Rowan commission, others react to Supreme Court’s denial of prayer case

Published 11:34 am Thursday, June 28, 2018

By Andie Foley

The U.S. Supreme Court has declined to take the Rowan County Board of Commissioners’ appeal of a lawsuit over sectarian prayer.

The case began in March 2013, when the national ACLU Program of Freedom of Religion and Belief and the ACLU of North Carolina filed a lawsuit challenging commissioner-led, Christian prayer practices at the start of every meeting.

The ACLU filed the case on behalf of three Rowan residents: Nan Lund, Liesa Montag-Siegel and Robert Voelker.

Rowan’s case was handled by the National Center for Life and Liberty, a nonprofit legal ministry based out of Florida.

Commissioner prayer practices were declared unconstitutional in 2015 by a district court in North Carolina. Then, in 2016, a three-judge panel found them constitutional by a 2-1 count.

The ruling wasn’t to last. In June of the following year, the entire 4th Circuit Court of Appeals found the practices unconstitutional by a count of 10-5.

An appeal to the Supreme Court was then the board’s only option, which all five members voted in favor of in September 2017.

The Supreme Court’s Thursday denial prohibits commissioners from leading their bimonthly meetings’ opening prayers. They are still free to have prayer led by a paid chaplain or invited clergy, as two similar Supreme Court cases have previously approved these practices.

But the restriction only applies to legislators in five states: Virginia, West Virginia, Maryland, North Carolina and South Carolina, said Barbara Weller with the National Center for Life and Liberty.

“Legislators in every other state may still pray themselves,” she said.

Vice Chairman Jim Greene called the court’s decision “disappointing.”

“It seems that it is just another point of limiting the rights — in this case of the commissioners, specifically —  to follow their particular religious beliefs,” he said. “The country has a history of prayer in opening sessions. They still do it on a statewide basis. They do it in Congress. … The rights of the commissioners to pray seem to be stymied at this point.”

Lund, the lead plaintiff in the case, said the the lawsuit was merely about making Rowan County more welcoming to people of all beliefs.

“We are so glad that the Supreme Court has let this ruling stand,” said Lund. “Everyone should be able to attend public meetings and raise concerns with government officials without having to violate or be judged by their religious beliefs.”

County Attorney Jay Dees said the county thought its appeal had merit based on findings in a similar case: Town of Greece v. Galloway, which allowed for the New York town’s prayer practices.

Used as a distinguishing factor is that town of Greece council prayers were led by “guest ministers,” a practice the Rowan County board has now adopted with chaplain-led prayers.

Two associate justices, Neil Gorsuch and Clarence Thomas, dissented the Supreme Court decision, saying they would have heard Rowan County’s case.

Chairman Greg Edds said that this was “a little unusual.”

In his dissension, Thomas said that the court’s “Establishment Clause jurisprudence is in disarray.”

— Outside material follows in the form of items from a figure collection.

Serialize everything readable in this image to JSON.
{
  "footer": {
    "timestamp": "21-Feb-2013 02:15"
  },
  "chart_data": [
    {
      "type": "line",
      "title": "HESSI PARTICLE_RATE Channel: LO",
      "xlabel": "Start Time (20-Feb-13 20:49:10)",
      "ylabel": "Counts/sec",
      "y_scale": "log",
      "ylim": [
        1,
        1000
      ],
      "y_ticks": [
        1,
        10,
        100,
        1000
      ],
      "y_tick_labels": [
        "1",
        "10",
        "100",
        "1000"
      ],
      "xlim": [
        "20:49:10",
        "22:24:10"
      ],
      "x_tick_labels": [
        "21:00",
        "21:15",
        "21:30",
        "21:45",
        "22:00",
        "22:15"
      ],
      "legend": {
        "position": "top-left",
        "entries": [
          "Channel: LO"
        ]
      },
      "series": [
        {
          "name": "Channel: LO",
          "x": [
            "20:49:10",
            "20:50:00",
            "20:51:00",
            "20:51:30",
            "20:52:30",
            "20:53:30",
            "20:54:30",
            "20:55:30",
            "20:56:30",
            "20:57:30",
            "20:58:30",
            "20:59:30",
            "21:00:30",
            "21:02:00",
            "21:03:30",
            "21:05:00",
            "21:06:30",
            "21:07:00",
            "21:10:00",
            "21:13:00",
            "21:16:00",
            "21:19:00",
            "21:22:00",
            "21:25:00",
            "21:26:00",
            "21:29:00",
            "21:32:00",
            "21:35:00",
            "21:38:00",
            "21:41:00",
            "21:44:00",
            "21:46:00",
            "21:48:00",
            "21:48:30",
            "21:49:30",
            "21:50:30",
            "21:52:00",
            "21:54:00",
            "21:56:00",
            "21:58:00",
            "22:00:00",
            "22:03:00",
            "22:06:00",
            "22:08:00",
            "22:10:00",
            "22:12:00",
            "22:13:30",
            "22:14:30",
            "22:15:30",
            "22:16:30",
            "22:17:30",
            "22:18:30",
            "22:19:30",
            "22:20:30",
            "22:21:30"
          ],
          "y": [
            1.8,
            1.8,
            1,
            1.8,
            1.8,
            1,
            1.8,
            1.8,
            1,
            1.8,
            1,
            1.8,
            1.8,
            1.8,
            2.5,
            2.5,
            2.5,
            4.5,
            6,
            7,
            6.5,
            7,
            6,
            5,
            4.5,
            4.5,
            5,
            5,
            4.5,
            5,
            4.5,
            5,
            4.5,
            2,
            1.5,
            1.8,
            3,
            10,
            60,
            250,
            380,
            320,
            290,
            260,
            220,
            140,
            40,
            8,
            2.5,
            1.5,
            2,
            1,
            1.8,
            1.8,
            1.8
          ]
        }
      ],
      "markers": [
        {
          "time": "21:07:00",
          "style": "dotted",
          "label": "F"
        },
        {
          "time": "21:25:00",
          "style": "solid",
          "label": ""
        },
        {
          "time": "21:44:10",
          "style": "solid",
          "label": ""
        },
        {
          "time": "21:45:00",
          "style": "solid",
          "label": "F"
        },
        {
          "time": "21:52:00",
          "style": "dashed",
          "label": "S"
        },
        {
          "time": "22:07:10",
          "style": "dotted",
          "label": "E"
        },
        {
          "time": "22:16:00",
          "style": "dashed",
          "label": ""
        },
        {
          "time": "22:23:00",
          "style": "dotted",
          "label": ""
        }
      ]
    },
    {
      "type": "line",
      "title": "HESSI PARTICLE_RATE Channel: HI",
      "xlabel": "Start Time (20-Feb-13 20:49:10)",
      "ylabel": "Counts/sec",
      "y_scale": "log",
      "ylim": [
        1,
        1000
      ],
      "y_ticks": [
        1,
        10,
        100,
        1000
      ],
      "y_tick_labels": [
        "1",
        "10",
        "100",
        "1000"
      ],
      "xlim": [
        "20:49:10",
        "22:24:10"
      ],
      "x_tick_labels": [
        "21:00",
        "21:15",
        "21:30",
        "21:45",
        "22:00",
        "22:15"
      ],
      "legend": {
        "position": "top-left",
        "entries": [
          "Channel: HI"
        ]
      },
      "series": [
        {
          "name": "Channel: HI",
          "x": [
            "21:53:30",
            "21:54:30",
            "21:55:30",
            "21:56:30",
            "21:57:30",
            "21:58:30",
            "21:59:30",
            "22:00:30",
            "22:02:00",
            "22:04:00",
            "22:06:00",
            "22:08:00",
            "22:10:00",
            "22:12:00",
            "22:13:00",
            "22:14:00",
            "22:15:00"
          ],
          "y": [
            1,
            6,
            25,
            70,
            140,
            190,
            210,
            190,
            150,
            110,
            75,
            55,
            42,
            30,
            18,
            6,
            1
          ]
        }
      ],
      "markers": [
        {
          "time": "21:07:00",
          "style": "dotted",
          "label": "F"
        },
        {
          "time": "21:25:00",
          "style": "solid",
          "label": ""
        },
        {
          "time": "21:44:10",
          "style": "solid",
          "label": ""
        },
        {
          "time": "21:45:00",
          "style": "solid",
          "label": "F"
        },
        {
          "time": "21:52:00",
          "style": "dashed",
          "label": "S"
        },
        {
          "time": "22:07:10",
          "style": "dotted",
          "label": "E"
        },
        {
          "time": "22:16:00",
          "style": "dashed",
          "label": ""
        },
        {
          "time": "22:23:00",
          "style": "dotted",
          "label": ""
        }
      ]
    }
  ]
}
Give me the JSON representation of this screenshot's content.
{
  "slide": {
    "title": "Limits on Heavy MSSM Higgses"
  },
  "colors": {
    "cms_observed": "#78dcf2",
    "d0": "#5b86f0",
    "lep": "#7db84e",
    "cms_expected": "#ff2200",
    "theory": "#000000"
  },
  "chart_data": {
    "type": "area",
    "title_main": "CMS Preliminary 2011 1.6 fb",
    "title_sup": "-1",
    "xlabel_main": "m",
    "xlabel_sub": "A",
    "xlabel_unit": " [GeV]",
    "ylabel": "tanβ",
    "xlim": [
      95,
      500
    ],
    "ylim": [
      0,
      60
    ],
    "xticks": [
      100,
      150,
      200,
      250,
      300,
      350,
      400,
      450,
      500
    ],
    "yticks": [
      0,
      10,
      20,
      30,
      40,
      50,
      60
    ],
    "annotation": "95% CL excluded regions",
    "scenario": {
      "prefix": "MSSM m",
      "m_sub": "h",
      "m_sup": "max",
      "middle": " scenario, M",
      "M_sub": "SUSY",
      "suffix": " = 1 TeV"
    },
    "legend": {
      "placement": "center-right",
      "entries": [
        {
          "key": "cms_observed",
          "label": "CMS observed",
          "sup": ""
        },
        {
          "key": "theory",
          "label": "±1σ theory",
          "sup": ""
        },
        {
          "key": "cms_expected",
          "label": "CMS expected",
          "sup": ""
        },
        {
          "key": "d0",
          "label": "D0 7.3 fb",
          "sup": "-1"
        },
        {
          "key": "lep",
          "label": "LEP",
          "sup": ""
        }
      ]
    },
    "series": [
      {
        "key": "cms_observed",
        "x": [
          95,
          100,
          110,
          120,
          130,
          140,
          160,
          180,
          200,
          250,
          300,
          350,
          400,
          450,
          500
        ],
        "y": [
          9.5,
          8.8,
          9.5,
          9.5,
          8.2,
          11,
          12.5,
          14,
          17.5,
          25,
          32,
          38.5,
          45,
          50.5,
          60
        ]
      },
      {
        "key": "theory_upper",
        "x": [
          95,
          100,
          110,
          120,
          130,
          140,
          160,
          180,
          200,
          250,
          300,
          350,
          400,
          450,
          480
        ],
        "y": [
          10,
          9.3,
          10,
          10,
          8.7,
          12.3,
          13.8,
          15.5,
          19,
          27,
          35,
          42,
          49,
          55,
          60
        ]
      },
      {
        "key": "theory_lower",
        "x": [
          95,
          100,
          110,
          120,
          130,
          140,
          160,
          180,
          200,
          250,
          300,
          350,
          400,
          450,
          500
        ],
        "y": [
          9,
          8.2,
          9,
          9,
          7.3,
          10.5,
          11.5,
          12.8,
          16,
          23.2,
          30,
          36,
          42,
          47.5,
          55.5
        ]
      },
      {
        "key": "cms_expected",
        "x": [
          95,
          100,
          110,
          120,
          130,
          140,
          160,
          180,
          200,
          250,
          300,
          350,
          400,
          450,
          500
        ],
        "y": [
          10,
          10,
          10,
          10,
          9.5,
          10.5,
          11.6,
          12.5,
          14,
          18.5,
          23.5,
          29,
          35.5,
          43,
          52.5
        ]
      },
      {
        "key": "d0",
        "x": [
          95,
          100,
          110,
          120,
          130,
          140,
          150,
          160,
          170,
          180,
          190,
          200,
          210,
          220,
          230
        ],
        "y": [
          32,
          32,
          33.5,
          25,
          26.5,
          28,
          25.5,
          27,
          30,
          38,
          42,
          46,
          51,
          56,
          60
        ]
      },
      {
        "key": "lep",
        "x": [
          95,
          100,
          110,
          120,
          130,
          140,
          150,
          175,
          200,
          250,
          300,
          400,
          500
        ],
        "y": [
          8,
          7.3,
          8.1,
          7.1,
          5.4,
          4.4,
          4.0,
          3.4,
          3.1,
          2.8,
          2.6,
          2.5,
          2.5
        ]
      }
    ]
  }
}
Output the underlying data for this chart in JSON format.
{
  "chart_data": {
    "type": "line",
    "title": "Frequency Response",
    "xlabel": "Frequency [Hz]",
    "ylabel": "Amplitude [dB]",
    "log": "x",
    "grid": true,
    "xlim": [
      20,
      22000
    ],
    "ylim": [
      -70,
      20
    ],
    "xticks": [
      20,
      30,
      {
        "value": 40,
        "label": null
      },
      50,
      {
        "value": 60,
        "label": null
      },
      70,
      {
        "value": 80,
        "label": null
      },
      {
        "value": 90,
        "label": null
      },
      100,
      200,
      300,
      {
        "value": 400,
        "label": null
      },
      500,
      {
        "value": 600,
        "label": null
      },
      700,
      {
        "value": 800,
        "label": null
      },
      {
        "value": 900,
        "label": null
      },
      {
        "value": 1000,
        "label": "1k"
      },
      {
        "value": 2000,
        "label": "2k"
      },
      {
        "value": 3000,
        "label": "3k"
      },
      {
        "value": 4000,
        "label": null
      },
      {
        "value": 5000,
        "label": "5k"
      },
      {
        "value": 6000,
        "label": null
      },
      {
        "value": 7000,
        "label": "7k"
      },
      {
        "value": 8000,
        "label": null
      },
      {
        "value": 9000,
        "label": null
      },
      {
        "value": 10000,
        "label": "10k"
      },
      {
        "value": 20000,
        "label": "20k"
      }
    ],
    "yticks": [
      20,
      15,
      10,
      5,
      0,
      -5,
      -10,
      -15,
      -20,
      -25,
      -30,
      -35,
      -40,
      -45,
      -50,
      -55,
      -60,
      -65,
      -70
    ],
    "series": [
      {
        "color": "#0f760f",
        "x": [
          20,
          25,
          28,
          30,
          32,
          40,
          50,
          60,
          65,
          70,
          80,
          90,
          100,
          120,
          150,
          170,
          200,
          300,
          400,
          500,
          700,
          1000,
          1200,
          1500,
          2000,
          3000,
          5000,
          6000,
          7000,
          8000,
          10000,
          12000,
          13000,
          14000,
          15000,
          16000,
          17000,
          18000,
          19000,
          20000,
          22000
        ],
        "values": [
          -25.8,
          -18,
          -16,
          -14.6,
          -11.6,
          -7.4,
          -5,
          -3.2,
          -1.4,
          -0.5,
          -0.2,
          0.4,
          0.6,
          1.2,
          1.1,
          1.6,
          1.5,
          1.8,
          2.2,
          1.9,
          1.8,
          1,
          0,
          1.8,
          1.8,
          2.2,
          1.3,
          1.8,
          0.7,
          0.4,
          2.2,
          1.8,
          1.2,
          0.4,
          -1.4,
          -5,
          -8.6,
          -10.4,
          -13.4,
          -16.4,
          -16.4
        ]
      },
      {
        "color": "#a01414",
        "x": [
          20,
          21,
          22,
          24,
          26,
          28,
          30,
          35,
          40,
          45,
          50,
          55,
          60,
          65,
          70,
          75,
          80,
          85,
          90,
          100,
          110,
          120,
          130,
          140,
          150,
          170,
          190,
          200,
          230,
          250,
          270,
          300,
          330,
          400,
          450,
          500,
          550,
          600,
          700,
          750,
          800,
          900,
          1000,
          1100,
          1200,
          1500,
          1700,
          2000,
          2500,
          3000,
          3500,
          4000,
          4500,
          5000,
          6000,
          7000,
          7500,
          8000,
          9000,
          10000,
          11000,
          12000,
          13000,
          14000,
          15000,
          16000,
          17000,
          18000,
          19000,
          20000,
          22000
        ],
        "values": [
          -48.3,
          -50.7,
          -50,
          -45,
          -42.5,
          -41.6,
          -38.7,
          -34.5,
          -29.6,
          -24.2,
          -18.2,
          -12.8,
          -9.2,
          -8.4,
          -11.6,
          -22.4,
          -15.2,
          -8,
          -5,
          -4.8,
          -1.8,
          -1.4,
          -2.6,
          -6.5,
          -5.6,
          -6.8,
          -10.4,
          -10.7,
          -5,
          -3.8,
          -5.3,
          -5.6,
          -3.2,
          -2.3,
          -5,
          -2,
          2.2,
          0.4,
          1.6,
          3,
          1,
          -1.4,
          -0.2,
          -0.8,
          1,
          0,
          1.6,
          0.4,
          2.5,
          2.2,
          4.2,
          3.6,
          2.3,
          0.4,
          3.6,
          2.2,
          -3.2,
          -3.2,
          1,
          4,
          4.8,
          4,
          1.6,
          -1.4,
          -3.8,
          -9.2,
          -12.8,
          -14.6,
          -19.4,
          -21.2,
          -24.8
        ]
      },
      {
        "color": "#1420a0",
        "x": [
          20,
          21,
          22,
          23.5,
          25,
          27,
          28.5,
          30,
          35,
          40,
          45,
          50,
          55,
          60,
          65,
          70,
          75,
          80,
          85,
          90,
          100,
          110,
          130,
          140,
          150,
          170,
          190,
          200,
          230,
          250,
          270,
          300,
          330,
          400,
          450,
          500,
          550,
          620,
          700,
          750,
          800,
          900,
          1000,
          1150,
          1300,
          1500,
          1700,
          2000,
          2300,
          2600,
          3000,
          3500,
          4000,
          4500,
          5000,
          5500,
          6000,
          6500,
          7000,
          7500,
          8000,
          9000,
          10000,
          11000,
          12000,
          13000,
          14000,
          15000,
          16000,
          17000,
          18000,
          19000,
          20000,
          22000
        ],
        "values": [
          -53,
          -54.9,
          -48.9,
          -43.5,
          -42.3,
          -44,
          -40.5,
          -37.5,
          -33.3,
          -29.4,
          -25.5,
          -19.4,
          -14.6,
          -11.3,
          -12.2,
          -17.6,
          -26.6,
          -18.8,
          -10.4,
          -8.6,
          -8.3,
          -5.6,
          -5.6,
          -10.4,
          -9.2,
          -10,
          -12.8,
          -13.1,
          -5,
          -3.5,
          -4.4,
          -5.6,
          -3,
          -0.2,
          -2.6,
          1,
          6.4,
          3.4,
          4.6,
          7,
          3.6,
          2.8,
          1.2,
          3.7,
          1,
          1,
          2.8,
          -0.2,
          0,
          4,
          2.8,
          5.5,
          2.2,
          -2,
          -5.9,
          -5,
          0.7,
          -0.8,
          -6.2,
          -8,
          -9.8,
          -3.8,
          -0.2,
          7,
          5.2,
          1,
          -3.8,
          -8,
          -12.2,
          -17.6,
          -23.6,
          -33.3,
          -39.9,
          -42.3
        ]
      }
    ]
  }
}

“Sometimes our precedents focus on whether a ‘reasonable observer’ would think that a government practice endorses religion,” he said. “Other times, our precedents focus on whether a government practice is supported by this country’s history and tradition.”

The Establishment Clause was the the basis of the ACLU case as it prohibits government from establishing a state religion or endorsing any one religion over the other.

As Rowan County Commissioners were all Christian, the majority of their prayers included references to “Jesus,” “Christ” or the “Savior.”

But the board did not require commissioners to profess any particular religion, said Thomas.

Edds said that the commission was “profoundly disappointed” that the court didn’t take the opportunity to clarify its confusing stance on legislator-led prayer.

He, like Greene, said that this type of prayer is perfectly legal and happens all across America — “just not in Rowan County and not in the five states covered by the 4th Circuit’s flawed ruling.”

“Our case was the perfect chance for the country’s highest court to clean up the confusion surrounding the opposing opinions recently handed down by the 4th and 6th Circuit Court of Appeals, but the nation still waits,” he said. “Meanwhile, until the Supreme Court agrees to settle those differences the five states within the Fourth Circuit are forced to operate with a different set of rules than the other 45 states.”

With two dissenting justices and similar cases still waiting for a decision, Dees says that the county is still evaluating what next steps can be taken, if any.

Will the county continue with chaplain-led prayer? Will it revise its prayer policies, or will it wait for decisions in other cases?

The board is waiting for consultation from its legal council to decide, with one more pressing concern lingering.

The denial of the case may make the county responsible for court fees incurred by the ACLU, said Greene.

“This typically ends a case when the Supreme Court denies it,” said Dees. “If this the end of the road for us, how do we resolve the ACLU’s claim for fees and costs? Our outside council will have to advise the commission.”

Weller said that this was indeed the end of the road for Rowan’s prayer case. She said Rowan County’s responsibility for and the cost of ACLU court fees are yet to be determined.